Common Interview Questions

How does Sequential Convoy differ from Competing Consumers? (Answer: Competing Consumers has no ordering guarantees—any consumer can process any message. Sequential Convoy groups related messages and ensures they process in order within the group.)

What happens if a consumer crashes while holding a session lock? (Answer: The broker’s session timeout expires and another consumer can pick up the session. Messages may be reprocessed, so handlers must be idempotent.)

How do you choose partition count for a Kafka-based Sequential Convoy? (Answer: Partition count = max concurrent sessions you want to process. Too few partitions limit parallelism, too many waste resources. Start with 3-5x your consumer count and monitor session distribution.)

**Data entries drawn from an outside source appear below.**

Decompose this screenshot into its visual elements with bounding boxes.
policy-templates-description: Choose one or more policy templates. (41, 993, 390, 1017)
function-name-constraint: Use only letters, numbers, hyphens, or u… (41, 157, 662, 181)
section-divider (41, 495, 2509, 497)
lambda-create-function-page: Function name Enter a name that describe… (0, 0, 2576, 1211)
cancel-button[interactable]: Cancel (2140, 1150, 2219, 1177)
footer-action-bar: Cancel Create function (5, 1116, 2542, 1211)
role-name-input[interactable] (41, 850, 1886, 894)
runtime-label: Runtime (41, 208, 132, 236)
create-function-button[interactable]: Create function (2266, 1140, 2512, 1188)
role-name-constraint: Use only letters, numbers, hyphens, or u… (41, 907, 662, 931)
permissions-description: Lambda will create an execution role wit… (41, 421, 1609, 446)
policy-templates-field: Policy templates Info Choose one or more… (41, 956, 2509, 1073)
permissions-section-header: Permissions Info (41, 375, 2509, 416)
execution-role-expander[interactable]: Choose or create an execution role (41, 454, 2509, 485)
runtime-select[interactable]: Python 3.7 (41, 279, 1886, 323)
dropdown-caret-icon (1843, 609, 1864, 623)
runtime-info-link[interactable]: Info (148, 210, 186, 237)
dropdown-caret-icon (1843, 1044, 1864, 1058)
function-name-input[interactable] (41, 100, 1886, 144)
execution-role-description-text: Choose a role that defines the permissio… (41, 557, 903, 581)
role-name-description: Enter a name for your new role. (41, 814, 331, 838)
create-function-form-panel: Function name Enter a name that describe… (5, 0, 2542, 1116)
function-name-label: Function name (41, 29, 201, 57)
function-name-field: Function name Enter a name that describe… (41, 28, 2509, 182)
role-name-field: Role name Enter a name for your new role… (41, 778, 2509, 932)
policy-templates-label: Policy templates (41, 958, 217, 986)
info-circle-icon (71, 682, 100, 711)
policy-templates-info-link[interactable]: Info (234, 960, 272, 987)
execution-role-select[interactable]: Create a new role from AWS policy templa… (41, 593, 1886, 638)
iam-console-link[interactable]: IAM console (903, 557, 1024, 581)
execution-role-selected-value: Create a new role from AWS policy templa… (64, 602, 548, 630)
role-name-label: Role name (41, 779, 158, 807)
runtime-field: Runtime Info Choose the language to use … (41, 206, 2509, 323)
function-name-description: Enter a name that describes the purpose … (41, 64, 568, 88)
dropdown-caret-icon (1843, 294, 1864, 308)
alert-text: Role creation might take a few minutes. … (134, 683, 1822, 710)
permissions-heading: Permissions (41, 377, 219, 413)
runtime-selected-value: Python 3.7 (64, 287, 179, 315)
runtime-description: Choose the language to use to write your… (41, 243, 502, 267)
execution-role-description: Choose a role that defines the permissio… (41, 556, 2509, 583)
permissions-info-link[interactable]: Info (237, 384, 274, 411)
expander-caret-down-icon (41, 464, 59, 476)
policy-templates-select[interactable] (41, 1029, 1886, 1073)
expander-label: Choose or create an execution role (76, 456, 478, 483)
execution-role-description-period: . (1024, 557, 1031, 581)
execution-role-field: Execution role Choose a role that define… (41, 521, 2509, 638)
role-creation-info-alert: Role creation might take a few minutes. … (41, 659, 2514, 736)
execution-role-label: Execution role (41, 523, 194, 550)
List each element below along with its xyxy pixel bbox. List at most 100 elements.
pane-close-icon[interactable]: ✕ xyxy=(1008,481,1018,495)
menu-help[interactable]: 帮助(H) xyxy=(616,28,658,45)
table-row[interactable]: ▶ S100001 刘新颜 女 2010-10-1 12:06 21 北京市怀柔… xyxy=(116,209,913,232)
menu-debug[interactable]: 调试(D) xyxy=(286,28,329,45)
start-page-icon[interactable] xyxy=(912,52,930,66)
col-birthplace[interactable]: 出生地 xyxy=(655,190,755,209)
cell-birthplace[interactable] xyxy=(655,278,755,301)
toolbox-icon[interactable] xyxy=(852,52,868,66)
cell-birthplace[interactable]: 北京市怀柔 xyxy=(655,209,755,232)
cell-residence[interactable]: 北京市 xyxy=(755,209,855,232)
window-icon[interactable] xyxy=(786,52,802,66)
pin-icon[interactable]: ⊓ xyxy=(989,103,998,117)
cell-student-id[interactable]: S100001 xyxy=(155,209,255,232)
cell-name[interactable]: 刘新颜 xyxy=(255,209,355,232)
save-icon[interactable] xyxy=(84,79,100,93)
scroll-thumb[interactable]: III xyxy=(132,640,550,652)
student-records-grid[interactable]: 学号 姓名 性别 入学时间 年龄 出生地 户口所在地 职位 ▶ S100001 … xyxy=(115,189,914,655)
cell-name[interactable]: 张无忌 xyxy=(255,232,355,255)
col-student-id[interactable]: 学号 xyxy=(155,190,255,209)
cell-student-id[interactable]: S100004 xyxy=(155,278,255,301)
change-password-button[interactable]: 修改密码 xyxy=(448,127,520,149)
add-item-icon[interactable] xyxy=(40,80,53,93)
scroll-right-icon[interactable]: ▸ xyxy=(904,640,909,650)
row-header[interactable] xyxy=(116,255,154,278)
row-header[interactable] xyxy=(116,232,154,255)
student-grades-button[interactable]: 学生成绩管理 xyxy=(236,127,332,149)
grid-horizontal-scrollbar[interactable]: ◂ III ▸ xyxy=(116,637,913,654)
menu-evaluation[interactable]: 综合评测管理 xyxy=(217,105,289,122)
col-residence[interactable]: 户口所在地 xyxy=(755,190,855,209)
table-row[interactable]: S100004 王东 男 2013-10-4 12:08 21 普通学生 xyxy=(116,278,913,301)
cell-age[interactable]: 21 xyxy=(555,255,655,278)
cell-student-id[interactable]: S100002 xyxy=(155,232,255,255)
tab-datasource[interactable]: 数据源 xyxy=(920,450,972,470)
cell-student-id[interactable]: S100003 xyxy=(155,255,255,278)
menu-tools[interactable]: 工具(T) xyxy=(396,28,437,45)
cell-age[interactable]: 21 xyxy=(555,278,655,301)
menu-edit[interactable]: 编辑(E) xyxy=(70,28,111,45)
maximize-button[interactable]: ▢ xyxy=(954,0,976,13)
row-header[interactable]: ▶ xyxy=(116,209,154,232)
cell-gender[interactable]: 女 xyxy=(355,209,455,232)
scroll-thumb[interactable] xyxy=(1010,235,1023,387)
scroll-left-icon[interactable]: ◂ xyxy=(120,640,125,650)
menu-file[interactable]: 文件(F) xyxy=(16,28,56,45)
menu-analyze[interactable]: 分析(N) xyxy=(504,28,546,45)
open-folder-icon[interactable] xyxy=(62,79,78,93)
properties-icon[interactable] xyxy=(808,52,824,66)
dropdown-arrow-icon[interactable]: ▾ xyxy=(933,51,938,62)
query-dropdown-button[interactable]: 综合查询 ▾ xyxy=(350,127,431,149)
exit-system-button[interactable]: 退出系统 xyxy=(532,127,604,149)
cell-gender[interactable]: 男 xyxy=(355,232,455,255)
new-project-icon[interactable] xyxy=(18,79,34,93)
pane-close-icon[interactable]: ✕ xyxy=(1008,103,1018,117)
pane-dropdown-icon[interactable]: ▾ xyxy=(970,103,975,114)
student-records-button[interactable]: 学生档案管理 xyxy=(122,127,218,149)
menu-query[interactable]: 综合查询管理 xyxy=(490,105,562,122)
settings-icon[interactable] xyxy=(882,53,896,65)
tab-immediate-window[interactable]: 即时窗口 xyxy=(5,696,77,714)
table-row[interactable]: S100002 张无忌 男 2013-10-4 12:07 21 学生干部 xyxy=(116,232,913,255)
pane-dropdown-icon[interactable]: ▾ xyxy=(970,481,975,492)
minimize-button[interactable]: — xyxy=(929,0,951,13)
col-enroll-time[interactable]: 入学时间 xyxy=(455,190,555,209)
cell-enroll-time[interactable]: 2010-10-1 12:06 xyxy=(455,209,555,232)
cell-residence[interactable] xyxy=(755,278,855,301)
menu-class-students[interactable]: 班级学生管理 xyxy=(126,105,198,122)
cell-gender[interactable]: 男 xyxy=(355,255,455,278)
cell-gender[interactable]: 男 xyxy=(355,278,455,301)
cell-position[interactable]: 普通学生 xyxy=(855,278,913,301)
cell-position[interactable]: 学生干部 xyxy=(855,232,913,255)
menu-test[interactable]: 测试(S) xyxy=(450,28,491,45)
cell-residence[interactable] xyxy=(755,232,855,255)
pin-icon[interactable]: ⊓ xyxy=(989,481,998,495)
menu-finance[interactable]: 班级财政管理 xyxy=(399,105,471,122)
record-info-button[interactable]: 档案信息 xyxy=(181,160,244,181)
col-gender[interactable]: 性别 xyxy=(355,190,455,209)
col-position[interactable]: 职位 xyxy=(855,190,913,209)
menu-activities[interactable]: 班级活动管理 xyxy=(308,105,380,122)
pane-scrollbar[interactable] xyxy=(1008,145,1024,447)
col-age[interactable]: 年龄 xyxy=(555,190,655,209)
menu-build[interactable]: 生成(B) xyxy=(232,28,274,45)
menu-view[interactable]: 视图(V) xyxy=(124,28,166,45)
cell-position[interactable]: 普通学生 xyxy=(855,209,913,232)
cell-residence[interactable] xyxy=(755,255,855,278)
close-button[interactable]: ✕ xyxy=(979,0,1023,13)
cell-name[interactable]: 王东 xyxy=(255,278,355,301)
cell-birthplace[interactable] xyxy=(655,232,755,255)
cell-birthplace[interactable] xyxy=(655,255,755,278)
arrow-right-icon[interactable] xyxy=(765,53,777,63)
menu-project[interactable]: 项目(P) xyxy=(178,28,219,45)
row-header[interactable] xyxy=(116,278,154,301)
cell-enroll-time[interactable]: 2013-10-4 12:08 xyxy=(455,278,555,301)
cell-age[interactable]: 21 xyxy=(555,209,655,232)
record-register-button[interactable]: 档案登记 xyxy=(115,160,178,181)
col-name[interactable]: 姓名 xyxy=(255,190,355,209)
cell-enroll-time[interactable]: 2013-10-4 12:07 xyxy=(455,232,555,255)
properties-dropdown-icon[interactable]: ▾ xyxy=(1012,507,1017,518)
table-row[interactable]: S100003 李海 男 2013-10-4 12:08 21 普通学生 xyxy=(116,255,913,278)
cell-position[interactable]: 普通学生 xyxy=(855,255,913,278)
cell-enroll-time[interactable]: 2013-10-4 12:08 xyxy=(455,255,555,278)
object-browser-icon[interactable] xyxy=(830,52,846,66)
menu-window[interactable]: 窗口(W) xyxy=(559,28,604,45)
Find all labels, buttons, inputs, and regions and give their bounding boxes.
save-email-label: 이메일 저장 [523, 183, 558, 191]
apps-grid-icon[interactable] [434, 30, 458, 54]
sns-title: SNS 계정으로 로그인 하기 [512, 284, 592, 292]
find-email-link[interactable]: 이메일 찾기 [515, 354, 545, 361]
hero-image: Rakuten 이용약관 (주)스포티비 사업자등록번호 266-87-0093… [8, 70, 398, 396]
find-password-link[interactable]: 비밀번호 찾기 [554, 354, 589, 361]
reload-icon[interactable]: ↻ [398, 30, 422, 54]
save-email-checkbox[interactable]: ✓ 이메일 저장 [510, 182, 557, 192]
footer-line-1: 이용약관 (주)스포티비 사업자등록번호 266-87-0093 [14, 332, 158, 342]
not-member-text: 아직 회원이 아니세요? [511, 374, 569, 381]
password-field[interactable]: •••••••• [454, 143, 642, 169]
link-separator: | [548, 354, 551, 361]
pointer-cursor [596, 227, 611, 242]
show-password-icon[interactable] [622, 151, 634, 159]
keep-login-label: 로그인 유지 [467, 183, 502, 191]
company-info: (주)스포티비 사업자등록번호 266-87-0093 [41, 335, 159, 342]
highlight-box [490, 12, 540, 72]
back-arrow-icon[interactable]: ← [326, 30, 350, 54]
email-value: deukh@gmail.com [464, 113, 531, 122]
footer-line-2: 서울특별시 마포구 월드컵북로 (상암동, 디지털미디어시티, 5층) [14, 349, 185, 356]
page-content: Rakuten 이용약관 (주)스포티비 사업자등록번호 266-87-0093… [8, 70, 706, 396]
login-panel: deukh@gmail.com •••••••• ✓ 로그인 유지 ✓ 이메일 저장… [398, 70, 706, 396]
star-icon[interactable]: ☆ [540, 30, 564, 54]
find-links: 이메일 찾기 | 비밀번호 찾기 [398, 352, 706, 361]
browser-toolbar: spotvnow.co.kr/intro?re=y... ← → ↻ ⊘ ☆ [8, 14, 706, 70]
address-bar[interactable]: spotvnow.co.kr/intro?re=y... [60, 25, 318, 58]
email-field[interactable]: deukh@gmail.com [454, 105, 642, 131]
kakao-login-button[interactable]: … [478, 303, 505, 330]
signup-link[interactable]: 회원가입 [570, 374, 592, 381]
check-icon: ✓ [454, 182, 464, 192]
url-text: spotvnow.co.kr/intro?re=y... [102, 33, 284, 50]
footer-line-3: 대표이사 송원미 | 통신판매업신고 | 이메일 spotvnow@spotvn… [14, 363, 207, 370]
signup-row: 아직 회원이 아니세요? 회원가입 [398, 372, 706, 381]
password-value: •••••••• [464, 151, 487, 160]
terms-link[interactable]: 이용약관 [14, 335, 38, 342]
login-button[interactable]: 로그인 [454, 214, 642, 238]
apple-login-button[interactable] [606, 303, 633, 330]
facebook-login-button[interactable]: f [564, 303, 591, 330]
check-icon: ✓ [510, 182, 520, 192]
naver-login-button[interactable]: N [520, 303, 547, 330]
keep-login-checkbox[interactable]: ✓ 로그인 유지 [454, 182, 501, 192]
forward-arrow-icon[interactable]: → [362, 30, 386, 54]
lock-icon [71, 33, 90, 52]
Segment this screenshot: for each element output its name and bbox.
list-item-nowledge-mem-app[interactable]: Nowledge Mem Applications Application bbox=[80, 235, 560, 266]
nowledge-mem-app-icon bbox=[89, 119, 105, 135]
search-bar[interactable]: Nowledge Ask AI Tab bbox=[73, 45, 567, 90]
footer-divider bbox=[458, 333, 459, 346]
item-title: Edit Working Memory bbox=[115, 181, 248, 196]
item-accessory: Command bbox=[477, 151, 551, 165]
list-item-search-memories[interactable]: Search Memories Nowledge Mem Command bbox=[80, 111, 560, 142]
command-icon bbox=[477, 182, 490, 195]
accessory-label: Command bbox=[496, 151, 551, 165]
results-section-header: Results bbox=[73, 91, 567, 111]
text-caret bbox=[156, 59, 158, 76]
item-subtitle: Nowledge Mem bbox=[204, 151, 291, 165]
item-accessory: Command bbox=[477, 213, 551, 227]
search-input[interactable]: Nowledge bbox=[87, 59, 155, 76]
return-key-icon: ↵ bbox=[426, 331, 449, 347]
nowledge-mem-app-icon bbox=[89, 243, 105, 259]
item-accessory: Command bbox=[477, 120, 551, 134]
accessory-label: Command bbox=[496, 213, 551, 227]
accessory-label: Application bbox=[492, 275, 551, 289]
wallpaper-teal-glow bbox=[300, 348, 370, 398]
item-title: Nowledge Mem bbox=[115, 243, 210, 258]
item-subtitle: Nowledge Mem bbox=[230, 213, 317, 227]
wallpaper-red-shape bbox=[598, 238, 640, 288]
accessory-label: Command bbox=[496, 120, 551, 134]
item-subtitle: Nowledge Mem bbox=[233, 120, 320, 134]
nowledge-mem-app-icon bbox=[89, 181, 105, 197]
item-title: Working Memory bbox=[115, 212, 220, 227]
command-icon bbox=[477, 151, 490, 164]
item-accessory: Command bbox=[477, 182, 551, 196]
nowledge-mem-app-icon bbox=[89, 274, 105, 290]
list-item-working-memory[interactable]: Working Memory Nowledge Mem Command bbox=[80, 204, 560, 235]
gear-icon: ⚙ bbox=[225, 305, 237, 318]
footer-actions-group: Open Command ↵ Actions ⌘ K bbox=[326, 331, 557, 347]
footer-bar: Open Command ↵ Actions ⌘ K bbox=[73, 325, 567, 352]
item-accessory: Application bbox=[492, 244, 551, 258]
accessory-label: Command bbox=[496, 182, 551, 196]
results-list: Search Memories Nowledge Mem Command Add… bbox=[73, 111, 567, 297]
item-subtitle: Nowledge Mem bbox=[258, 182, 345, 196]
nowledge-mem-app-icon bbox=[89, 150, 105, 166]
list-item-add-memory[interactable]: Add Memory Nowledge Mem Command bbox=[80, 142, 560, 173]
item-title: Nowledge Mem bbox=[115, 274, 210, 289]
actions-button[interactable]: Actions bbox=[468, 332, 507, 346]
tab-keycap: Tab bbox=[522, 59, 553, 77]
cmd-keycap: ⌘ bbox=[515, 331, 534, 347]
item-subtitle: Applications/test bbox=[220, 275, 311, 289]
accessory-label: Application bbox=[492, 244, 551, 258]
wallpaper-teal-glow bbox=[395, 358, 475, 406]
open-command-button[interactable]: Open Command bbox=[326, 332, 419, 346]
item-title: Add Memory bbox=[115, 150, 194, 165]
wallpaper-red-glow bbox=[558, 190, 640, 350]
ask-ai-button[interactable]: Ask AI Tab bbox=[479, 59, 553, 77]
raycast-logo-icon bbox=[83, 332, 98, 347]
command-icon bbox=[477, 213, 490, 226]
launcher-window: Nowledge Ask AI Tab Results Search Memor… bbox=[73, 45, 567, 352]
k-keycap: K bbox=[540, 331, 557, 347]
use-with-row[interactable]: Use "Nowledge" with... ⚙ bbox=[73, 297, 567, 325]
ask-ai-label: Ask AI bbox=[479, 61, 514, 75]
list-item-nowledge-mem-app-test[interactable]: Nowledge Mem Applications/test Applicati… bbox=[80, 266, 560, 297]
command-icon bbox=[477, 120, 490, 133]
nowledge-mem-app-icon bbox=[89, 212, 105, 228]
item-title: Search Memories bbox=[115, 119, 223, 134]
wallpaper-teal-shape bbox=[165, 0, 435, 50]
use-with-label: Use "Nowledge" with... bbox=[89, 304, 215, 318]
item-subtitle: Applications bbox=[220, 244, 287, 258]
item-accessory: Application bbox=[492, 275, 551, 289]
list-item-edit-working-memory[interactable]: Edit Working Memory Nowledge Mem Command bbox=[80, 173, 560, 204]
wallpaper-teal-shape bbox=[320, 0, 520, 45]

Can you have ordering across multiple sessions? (Answer: Not with Sequential Convoy alone. You’d need distributed transactions, sagas, or event sourcing with causal ordering.)

Red Flags to Avoid

Claiming Sequential Convoy provides global ordering across all messages (it only orders within sessions)

Not discussing failure handling—poison messages can block entire sessions indefinitely

Ignoring session distribution—assuming all sessions have equal message volume

Not mentioning partition keys or session IDs as the core grouping mechanism

Confusing Sequential Convoy with event sourcing or distributed transactions

Key Takeaways

Sequential Convoy solves the Goldilocks problem: strict ordering for related messages (same order, user, account) while maintaining parallelism for unrelated messages. It’s the middle ground between single-threaded global ordering and chaotic Competing Consumers.

The pattern relies on session IDs or partition keys to group related messages. All messages with the same session ID route to the same processing unit, which handles them sequentially. Different sessions process in parallel across multiple units.

The critical trade-off is throughput vs. ordering scope. Per-session ordering scales horizontally (add more sessions/partitions), but hot sessions become bottlenecks. Monitor session distribution and consider sub-partitioning or eventual consistency for power users.

Failure handling is the pattern’s Achilles’ heel. Retry-and-block preserves order but one poison message stops the entire session. Dead-letter-and-continue maintains throughput but breaks ordering. Choose based on domain criticality.

Implementation varies by message broker: Azure Service Bus uses explicit SessionId with broker-managed locks, Kafka uses partition keys with single-consumer-per-partition semantics, and basic brokers require application-level session management. Pick the approach that matches your infrastructure and complexity tolerance.